A dev stage task runs immediately. A staging or prod task moves to pending/ and notifies Matrix. You do not need to set approval_required: true explicitly — the stage tells the system what to do.

This design is deliberate. It means you can run dozens of dev tasks without any interruption while still maintaining hard gates on the things that matter. The system stays out of your way until it needs to involve you.

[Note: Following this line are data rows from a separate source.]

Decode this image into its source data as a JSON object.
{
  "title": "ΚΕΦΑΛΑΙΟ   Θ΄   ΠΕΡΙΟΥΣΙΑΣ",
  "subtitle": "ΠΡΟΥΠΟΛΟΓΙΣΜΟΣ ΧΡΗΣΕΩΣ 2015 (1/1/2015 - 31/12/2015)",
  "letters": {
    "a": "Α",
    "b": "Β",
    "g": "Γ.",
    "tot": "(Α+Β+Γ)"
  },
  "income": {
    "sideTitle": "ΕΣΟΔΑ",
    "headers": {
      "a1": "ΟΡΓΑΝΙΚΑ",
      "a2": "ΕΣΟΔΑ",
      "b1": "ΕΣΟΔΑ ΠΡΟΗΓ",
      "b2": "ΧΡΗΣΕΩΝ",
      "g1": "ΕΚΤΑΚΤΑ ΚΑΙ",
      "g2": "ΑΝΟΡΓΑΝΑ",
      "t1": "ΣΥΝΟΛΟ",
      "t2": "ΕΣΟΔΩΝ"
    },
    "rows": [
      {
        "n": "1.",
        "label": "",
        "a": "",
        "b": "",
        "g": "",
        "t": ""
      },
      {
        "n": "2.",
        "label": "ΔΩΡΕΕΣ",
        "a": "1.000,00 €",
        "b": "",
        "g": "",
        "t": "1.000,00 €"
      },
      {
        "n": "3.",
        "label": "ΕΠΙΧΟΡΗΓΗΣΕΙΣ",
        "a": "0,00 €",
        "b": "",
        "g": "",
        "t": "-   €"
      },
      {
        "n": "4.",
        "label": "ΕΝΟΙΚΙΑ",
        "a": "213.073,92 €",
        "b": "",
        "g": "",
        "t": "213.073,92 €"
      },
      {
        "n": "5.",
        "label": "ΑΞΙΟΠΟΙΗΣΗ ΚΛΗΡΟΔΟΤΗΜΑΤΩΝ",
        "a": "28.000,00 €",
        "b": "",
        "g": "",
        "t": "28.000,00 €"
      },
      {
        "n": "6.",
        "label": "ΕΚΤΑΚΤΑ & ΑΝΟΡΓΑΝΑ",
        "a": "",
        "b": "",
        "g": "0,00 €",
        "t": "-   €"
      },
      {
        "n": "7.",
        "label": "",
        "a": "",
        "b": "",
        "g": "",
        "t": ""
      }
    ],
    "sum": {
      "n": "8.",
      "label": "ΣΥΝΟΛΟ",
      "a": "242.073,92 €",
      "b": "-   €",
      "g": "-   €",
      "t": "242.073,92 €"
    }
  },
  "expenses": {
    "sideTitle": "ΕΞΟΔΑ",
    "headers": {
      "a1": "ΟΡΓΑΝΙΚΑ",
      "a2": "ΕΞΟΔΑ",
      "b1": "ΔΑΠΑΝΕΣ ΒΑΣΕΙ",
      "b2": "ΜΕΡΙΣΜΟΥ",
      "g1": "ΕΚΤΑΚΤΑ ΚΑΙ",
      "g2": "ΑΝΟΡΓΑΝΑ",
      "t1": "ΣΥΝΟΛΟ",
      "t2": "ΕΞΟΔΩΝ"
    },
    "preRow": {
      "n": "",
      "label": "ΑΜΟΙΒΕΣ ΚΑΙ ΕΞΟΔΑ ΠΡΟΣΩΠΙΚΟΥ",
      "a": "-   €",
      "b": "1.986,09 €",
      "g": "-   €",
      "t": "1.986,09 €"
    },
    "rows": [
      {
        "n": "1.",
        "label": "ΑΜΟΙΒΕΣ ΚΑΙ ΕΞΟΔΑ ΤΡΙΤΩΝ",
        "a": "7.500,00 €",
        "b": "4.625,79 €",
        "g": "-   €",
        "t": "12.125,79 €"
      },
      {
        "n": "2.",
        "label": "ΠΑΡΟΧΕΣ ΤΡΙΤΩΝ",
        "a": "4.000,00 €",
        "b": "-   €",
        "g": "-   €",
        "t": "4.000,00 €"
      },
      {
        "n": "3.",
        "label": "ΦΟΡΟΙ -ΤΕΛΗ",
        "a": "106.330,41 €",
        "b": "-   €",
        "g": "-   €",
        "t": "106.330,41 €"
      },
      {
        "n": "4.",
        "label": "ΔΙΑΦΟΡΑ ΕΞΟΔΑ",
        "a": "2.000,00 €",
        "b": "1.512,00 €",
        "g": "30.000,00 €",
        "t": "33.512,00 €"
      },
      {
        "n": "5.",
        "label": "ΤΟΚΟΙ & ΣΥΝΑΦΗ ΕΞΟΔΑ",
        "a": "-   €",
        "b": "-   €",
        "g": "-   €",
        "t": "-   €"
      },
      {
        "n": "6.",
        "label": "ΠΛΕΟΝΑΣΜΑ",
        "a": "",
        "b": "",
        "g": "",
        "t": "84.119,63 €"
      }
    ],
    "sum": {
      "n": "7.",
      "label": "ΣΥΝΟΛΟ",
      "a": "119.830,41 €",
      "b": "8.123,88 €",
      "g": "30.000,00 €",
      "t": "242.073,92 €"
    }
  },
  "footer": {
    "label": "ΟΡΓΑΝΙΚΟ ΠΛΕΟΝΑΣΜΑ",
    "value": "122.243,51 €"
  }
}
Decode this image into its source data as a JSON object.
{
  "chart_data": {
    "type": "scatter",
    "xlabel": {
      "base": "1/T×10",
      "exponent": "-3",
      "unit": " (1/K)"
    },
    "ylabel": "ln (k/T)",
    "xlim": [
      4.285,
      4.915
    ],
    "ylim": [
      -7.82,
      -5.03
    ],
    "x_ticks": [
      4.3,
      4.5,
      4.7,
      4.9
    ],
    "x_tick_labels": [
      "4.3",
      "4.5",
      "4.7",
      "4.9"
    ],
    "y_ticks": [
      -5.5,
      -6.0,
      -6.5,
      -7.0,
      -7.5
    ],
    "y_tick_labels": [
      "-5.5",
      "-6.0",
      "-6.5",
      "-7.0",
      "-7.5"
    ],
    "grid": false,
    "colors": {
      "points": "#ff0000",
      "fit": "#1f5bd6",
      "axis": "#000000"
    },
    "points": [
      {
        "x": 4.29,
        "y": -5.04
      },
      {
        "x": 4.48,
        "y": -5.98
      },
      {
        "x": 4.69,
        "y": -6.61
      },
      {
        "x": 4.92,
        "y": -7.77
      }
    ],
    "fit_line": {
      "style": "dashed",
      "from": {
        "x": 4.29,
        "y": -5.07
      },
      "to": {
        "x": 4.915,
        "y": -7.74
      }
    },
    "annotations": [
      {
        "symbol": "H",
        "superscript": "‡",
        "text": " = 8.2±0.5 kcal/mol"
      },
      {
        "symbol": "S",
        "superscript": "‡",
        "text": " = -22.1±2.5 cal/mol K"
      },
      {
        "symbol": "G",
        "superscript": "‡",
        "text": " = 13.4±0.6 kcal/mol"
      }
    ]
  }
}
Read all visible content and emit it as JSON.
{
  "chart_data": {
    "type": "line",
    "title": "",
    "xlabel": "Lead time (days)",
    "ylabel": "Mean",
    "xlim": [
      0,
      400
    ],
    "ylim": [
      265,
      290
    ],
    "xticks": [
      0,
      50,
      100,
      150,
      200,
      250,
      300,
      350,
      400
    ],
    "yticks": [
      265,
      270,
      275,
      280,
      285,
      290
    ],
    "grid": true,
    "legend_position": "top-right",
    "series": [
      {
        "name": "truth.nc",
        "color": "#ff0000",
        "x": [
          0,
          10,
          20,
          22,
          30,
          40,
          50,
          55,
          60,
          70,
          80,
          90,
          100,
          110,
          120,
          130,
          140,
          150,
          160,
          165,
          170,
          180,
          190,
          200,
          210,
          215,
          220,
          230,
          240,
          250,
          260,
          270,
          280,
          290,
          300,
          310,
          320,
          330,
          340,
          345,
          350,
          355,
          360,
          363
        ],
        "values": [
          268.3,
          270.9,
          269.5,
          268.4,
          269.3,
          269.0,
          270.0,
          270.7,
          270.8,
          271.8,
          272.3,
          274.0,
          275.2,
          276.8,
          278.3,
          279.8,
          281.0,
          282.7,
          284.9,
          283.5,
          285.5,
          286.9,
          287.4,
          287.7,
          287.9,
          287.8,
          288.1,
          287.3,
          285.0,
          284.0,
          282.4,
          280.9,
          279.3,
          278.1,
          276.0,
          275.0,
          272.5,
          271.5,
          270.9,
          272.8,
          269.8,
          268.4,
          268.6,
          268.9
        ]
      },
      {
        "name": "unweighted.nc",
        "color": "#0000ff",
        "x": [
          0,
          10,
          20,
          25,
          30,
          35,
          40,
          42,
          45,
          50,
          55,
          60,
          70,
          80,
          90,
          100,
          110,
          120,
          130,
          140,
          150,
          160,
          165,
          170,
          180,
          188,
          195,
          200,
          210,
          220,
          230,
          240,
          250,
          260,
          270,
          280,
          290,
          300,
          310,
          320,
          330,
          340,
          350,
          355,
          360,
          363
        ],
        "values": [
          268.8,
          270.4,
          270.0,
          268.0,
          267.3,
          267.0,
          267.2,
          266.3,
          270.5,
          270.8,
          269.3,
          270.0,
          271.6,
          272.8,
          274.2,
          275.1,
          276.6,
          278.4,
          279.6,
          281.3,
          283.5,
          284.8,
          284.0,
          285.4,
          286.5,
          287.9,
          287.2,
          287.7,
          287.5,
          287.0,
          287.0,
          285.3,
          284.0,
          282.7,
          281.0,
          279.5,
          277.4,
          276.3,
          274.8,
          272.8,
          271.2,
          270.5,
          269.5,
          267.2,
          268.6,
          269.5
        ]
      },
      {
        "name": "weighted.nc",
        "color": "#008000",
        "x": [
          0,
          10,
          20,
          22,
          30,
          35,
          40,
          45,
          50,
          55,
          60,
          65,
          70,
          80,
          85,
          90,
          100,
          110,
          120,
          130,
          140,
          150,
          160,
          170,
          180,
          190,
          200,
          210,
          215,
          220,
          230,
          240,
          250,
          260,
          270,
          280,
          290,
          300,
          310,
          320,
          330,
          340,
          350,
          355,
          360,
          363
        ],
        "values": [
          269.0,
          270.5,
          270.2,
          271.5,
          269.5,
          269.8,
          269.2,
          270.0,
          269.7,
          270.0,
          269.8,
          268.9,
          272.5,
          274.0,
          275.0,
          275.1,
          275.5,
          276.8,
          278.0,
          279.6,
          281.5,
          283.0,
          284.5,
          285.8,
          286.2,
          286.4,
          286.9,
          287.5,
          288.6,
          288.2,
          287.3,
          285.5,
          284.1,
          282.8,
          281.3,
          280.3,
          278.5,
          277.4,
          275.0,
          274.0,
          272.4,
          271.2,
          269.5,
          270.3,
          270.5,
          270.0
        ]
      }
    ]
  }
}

The key insight: approval should be rare and meaningful, not frequent and routine. If every task requires approval, the gate becomes noise and operators stop paying attention. Gates only work when they protect something real.


Where This Is Going

The current system is a working v1. Here is the roadmap for what comes next.

Gradio Dashboard

A browser-based control panel running on the Mac Mini. Four panels:

  • Live log viewer — streams watcher.log in real time so you can see what the system is doing without SSH
  • Pending approvals — lists files in inbox/pending/ with one-click Approve/Reject buttons (no more typing Matrix commands)
  • Config viewer — shows hosts.env and agent.env with secrets masked
  • Process status — shows whether watcher.py and matrix_approval_listener.py are running, with start/stop buttons

This is the "one board to rule them all" — a single URL on the local network that gives full system visibility without opening a terminal.

Docker Containerization

Three containers:

  • runner — watcher.py with bounded filesystem mounts
  • matrix-listener — matrix_approval_listener.py
  • dashboard — Gradio dashboard on port 7860

One command to start everything:

docker-compose up

And one command to bring it to any machine:

docker-compose -f docker/docker-compose.yml up

This means the same stack can run on Mac Mini today, DGX tomorrow, and a cloud VM when needed.

Multi-Workspace Support

Today the system hardcodes mini-control-plane as the workspace. The next version will use the workspace field in the trigger file to route to any project directory under ~/agentic/workspaces/. Each workspace has its own execution-plan.md and its own spec.

Plugin / IDE Integration

The end goal is a Claude Code hook or VS Code extension that can drop trigger files into the inbox directly from the editor. You select a spec, choose a stage, and the agent picks it up — without leaving your current context. The editor becomes the control surface; the agent system handles the async execution.


Lessons Learned

  1. Verify scripts exist before wiring them into workflows.
  2. Use the correct Python virtual environment.
  3. Avoid raw IPs; use Tailscale MagicDNS names.
  4. Test local approval before phone approval.
  5. Ensure Matrix room membership before expecting messages in Element.
  6. Keep the AI planning role separate from shell execution.
  7. Separate approval logic from execution logic — each component should fail independently.
  8. Design the approval gate to be rare. Frequent gates become noise. Gates only protect what is real.
  9. File-based queues are more debuggable than in-memory queues. You can always look in the folder.
  10. Tailscale MagicDNS eliminates an entire class of "works on my machine" network bugs.

Conclusion

This project built a working local agentic control plane. It combines local AI models, file-based workflows, Matrix messaging, and human approval into one practical system.

The important achievement is not the test file hello.txt. The important achievement is the control loop:

AI can propose and execute work, but only after human approval.

That is the foundation of trustworthy agentic automation.